Hydroxylated Mg-rich amorphous silicates as catalysts for molecular hydrogen formation in the interstellar medium

TL;DR

This study investigates how hydroxylated Mg-rich amorphous silicates catalyze molecular hydrogen formation in space, combining experiments and quantum calculations to reveal barrierless reactions relevant to interstellar environments.

Contribution

It provides new experimental and theoretical insights into hydrogen formation mechanisms on Mg-rich amorphous silicates, highlighting barrierless reactions and catalytic processes in space.

Findings

Deuteroxyl groups form with a cross section of 4.2×10^{-18} cm^2.

H2 formation occurs via barrierless reactions on silicate surfaces.

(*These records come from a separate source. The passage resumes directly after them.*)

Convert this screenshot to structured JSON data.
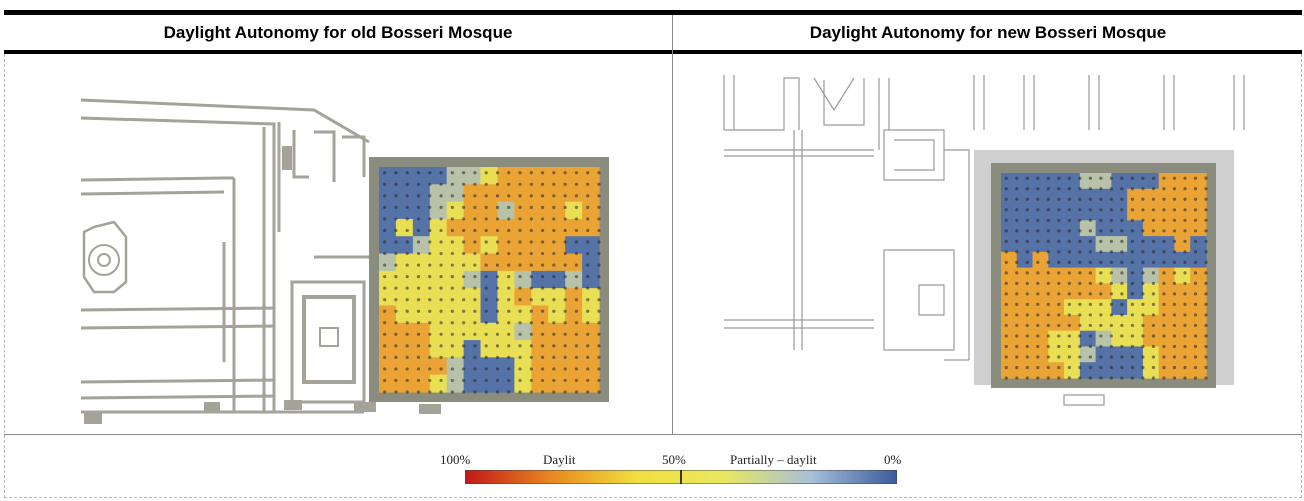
{
  "table": {
    "header_left": "Daylight Autonomy for old Bosseri Mosque",
    "header_right": "Daylight Autonomy for new Bosseri Mosque"
  },
  "legend": {
    "label_100": "100%",
    "label_daylit": "Daylit",
    "label_50": "50%",
    "label_partial": "Partially – daylit",
    "label_0": "0%",
    "colors": [
      "#c01818",
      "#e88820",
      "#f0e040",
      "#e8e860",
      "#a8c0d8",
      "#3a5a9c"
    ]
  },
  "heatmap": {
    "old": [
      "BBBBMMYOOOOOO",
      "BBBMMOOOOOOOO",
      "BBBMYOOMOOOYO",
      "BYBYOOOOOOOOO",
      "BBMYYOYOOOOBB",
      "MYYYYYOOOOOOB",
      "YYYYYMBYMBBMB",
      "YYYYYYBYOYYOY",
      "OYYYYYBYYOYOY",
      "OOOYYYYYMOOOO",
      "OOOYYBYYYOOOO",
      "OOOOMBBBYOOOO",
      "OOOYMBBBYOOOO"
    ],
    "new": [
      "BBBBBMMBBBOOO",
      "BBBBBBBBOOOOO",
      "BBBBBBBBOOOOO",
      "BBBBBMBBBOOOO",
      "BBBBBBMMBBBOB",
      "OBOBBBBBBBBBB",
      "OOOOOOYMBMOYO",
      "OOOOOOOYBYOOO",
      "OOOOYYYBYYOOO",
      "OOOOOYYYYOOOO",
      "OOOYYBMYYOOOO",
      "OOOYYMBBBYOOO",
      "OOOOYBBBBYOOO"
    ]
  }
}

Results are relevant to hydrogen chemistry in interstellar medium environments.

Abstract

We present results from an experimental study on the interaction of atomic deuterium with Mg-rich amorphous enstatite and forsterite type silicates. Infrared spectroscopy was used to examine the process. During D atom exposure, deuteroxyl group formation was observed. The cross section for OD group formation, estimated from the OD stretching band intensity with D atom fluence, is 4.2.10^{-18} cm^2 for both silicates. HD (D2) molecules form via D atom abstraction of chemisorbed H(D) atoms from OH (OD) groups, with a cross section of 7.0.10^{-18} cm^2. Quantum chemical calculations on enstatite and forsterite amorphous nano-clusters were used to analyze chemisorption and abstraction energies of H atoms. The formation of OH groups on forsterite is barrierless, while enstatite has a small energy barrier. H2 abstraction from hydroxyl groups is barrierless in both silicates. The results support our interpretation of IR spectral changes during D atom exposure as addition and exchange reactions, with catalytic molecular deuterium formation. These findings, obtained at 300 K, are relevant to astrophysical environments like photodissociation regions and interstellar clouds at lower temperatures. Amorphous silicates, like carbon grains, undergo hydrogenation in the diffuse interstellar medium due to interactions with atomic hydrogen and UV photons. The detection of these components on comet 67P/Churyumov-Gerasimenko connects primitive solar system objects to interstellar dust, offering new insights into their evolution.